NIT Rourkela spice adulteration detection patent
NIT Rourkela has secured a patent for a rapid food‑testing system titled "Method and System for Detecting and Quantifying Adulteration in Food Stuff," combining Fourier Transform Infrared Spectroscopy (FTIR) with machine learning to estimate spice adulteration levels within seconds . The institute announced the development and publication details in a press release and a study appearing in the journal Food Chemistry on April 27, 2026 .
The technology was developed by Sushil Kumar Singh, Late Poonam Singha and MTech graduate Rishabh Goyal from the department of food process engineering. In demonstration trials the team focused on coriander powder adulterated with sawdust and reported a detection accuracy of about 92% .
How the NIT Rourkela spice adulteration detection patent works
The system reads infrared absorption signatures from samples using FTIR and applies trained machine learning models to match patterns of known adulterants. Unlike binary pass/fail tests, the model estimates the level of adulteration so processors and regulators can make quicker compliance decisions.
Researchers say the approach aims to be a faster alternative to chromatography and molecular tests, reducing sample preparation and repeated chemical analysis delays. The patented method is designed for industrial quality control units and food testing laboratories and needs FTIR hardware plus model training for each food or spice type.

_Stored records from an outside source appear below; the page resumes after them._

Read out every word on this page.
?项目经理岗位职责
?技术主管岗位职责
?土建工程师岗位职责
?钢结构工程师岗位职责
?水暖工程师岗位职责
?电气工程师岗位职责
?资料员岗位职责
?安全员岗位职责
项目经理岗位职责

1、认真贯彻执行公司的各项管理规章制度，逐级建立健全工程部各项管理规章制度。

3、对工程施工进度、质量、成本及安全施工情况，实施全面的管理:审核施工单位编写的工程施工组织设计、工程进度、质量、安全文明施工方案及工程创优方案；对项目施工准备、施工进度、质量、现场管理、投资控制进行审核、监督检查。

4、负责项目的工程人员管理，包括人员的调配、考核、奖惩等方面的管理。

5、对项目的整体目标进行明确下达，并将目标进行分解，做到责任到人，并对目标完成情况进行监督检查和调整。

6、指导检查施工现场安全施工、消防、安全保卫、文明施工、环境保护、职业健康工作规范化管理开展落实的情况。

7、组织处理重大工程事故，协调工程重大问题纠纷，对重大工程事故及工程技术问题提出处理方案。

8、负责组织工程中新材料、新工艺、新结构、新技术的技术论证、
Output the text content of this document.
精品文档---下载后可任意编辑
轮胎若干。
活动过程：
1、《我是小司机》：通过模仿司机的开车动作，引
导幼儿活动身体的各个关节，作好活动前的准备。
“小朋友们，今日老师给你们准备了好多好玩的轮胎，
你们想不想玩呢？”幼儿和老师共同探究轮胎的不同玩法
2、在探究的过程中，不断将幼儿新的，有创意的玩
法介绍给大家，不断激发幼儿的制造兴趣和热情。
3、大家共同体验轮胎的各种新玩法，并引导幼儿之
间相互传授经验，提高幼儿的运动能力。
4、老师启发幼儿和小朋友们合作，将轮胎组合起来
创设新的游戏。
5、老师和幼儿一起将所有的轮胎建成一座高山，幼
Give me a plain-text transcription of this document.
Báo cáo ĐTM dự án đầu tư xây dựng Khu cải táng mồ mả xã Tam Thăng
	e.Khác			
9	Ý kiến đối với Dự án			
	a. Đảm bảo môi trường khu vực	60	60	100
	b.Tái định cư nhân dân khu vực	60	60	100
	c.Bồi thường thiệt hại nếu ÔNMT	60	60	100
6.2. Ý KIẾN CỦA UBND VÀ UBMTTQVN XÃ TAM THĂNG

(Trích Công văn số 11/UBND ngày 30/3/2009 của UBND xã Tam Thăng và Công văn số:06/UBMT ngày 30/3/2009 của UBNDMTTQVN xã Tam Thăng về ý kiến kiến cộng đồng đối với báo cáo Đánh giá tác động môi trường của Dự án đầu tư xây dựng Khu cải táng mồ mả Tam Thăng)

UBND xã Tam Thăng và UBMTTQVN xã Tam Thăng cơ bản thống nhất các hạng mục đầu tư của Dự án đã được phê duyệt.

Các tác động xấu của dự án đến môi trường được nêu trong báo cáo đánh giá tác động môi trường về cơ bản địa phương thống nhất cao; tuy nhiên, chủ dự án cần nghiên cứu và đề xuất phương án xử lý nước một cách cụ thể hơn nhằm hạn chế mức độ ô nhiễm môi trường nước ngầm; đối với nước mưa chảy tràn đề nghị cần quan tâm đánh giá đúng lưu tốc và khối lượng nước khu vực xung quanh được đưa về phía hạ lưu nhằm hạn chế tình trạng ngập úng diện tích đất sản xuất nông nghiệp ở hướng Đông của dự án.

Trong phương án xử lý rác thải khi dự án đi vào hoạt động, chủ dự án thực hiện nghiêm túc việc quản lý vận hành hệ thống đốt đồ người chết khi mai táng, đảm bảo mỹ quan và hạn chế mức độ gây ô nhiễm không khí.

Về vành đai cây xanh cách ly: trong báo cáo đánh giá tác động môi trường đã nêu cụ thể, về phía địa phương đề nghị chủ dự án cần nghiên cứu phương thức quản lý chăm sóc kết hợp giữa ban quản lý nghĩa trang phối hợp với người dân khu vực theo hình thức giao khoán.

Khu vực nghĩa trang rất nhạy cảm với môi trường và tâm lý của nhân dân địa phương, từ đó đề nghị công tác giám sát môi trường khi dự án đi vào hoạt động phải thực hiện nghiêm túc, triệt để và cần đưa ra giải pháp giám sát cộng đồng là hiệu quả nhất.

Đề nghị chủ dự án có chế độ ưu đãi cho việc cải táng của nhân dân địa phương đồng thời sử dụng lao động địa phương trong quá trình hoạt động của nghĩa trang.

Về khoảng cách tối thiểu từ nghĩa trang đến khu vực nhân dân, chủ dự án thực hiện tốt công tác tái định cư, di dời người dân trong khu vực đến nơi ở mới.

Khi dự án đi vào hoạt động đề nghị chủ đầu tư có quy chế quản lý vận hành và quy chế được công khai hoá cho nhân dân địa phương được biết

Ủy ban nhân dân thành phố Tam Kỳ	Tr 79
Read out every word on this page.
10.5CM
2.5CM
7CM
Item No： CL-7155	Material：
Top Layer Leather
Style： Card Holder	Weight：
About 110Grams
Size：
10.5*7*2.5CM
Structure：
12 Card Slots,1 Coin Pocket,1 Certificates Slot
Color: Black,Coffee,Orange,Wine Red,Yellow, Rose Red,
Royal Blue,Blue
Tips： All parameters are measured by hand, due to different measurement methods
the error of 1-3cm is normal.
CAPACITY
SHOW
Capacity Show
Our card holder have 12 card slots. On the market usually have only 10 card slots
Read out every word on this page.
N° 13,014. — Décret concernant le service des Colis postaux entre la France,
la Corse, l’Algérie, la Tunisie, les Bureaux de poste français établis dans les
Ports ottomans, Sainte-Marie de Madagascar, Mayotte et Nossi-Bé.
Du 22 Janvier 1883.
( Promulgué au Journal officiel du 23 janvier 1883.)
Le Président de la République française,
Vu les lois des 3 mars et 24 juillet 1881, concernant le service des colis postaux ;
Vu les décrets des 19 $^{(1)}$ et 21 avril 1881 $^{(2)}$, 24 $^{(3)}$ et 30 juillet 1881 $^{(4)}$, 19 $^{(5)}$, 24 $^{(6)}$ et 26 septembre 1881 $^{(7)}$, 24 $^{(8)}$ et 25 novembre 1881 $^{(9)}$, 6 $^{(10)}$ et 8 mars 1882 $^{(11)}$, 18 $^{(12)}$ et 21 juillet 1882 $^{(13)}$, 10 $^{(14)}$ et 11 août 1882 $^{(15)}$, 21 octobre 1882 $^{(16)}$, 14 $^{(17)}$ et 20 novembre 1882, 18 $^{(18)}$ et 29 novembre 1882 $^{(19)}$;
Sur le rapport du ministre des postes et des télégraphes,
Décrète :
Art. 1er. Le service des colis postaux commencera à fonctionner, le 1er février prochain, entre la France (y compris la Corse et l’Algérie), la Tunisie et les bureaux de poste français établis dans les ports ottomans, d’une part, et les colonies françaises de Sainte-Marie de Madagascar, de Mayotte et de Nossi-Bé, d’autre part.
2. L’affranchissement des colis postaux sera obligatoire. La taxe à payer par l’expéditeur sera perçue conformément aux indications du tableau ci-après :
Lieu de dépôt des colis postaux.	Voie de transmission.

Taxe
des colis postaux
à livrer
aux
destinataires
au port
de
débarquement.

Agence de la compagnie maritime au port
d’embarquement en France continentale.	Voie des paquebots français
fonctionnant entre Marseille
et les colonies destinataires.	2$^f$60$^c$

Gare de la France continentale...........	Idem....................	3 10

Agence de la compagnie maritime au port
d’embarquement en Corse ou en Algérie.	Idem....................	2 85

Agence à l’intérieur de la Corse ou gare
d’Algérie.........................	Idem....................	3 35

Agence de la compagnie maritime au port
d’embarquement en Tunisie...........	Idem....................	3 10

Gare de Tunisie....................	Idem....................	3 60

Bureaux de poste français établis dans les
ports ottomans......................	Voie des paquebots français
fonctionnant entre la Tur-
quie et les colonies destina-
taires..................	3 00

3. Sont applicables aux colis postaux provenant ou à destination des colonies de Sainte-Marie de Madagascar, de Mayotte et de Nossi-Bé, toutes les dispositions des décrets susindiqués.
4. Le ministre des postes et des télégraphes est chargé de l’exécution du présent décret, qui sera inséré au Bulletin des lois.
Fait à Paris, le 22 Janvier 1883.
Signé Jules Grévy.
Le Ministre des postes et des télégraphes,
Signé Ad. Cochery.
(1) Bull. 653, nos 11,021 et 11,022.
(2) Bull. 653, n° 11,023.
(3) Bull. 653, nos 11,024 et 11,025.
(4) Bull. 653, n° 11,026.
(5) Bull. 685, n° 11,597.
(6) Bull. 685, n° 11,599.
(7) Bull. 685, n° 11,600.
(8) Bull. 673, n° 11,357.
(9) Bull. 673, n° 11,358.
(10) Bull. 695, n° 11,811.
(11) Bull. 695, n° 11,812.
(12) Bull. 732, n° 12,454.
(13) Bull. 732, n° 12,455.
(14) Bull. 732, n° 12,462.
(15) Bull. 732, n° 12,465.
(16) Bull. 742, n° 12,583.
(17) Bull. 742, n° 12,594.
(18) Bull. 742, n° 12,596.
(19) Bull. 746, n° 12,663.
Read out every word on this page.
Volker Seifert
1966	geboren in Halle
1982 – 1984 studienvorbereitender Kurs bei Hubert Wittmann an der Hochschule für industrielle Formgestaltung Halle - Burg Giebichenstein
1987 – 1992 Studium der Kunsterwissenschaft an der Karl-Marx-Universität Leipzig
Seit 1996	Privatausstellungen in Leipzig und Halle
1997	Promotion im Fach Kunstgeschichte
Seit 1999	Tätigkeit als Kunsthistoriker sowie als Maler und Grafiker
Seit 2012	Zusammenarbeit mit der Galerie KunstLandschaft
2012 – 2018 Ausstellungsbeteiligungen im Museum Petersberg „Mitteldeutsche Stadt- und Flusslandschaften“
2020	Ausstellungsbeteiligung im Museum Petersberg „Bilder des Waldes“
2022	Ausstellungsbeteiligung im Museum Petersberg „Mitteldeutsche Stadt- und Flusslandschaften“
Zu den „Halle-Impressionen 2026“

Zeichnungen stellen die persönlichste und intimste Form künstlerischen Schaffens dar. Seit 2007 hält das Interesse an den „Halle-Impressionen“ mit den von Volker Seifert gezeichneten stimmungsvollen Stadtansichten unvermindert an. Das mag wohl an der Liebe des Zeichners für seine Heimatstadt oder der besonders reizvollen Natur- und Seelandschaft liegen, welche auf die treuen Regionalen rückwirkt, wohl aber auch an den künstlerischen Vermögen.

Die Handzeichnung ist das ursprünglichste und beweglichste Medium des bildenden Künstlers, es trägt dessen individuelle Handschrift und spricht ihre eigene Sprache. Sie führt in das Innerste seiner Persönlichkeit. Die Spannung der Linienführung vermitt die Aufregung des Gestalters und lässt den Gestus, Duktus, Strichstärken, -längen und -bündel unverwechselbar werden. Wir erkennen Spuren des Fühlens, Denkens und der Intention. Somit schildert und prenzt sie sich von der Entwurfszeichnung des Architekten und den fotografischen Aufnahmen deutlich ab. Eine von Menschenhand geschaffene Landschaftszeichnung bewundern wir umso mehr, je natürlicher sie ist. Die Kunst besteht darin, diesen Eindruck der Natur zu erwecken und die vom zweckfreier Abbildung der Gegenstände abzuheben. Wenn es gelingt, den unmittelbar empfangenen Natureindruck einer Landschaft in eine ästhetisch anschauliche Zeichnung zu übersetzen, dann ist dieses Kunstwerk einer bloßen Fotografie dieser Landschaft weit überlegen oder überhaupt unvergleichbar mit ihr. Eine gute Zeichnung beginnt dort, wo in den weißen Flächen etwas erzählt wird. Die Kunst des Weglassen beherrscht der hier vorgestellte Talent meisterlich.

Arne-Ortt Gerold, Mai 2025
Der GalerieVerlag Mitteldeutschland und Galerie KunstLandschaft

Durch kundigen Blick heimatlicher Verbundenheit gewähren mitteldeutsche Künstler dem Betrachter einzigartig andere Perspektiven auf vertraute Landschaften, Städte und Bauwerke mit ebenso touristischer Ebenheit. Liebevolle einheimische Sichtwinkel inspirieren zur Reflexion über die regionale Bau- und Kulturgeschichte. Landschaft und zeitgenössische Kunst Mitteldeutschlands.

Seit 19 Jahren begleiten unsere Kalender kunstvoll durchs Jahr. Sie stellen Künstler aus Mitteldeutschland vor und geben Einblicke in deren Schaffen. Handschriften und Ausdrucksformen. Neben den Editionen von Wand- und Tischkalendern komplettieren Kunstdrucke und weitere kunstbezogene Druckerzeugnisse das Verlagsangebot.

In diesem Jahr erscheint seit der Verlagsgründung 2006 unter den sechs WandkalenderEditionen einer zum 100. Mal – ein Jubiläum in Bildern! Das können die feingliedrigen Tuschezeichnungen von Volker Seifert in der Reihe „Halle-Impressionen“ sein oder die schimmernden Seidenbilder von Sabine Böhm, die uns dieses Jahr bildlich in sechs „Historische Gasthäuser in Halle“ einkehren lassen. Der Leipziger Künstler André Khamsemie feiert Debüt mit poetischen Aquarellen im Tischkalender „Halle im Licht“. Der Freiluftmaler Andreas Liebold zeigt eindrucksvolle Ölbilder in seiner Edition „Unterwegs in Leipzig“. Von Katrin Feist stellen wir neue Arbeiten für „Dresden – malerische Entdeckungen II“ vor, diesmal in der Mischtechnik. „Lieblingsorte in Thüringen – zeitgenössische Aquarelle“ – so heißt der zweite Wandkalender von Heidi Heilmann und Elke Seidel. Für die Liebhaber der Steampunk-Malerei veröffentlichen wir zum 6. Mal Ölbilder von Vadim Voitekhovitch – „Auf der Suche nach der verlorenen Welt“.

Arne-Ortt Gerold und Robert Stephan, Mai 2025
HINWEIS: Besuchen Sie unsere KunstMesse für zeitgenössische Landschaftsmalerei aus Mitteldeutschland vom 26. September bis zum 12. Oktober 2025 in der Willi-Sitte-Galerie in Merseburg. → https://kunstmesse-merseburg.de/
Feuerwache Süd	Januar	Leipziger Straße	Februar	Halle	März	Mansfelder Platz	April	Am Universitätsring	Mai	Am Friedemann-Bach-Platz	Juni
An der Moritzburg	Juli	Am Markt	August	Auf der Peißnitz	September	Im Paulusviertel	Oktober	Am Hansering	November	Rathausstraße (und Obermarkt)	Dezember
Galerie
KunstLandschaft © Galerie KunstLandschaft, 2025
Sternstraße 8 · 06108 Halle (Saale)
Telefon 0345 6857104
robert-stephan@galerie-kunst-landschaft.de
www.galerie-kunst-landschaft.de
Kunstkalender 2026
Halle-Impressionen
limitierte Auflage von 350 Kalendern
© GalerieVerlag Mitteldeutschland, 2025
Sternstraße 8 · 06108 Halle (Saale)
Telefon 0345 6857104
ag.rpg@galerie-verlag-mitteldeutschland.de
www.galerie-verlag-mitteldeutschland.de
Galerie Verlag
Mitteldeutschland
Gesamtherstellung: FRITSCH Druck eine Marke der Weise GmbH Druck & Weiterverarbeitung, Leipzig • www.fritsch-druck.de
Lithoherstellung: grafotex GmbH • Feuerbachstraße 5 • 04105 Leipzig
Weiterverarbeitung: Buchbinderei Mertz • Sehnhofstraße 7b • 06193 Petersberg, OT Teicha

Why the NIT Rourkela spice adulteration detection patent matters for industry
NIT Rourkela plans pilot‑scale collaborations with food companies to test embedding the system into production lines for near real‑time screening of raw materials and processed spice batches. If pilots succeed, companies could check batches on site without waiting for external lab reports.
The institute also says future experiments will expand the framework beyond spices to other food materials, but the team notes additional datasets and model training are required for new items. The patent document and the Food Chemistry paper provide the published validation details for the coriander–sawdust trial.
For students and researchers in food process engineering, the work highlights active research opportunities and potential industry tie‑ups at NIT Rourkela. The institute’s move toward pilot deployments may create internships or project roles linked to system validation and scale‑up efforts.
Coverage gaps in public details include the patent grant date and number, specific machine learning model architectures, deployment costs, regulatory certifications and detection limits. NIT Rourkela has indicated these will be addressed during pilot studies with industry partners.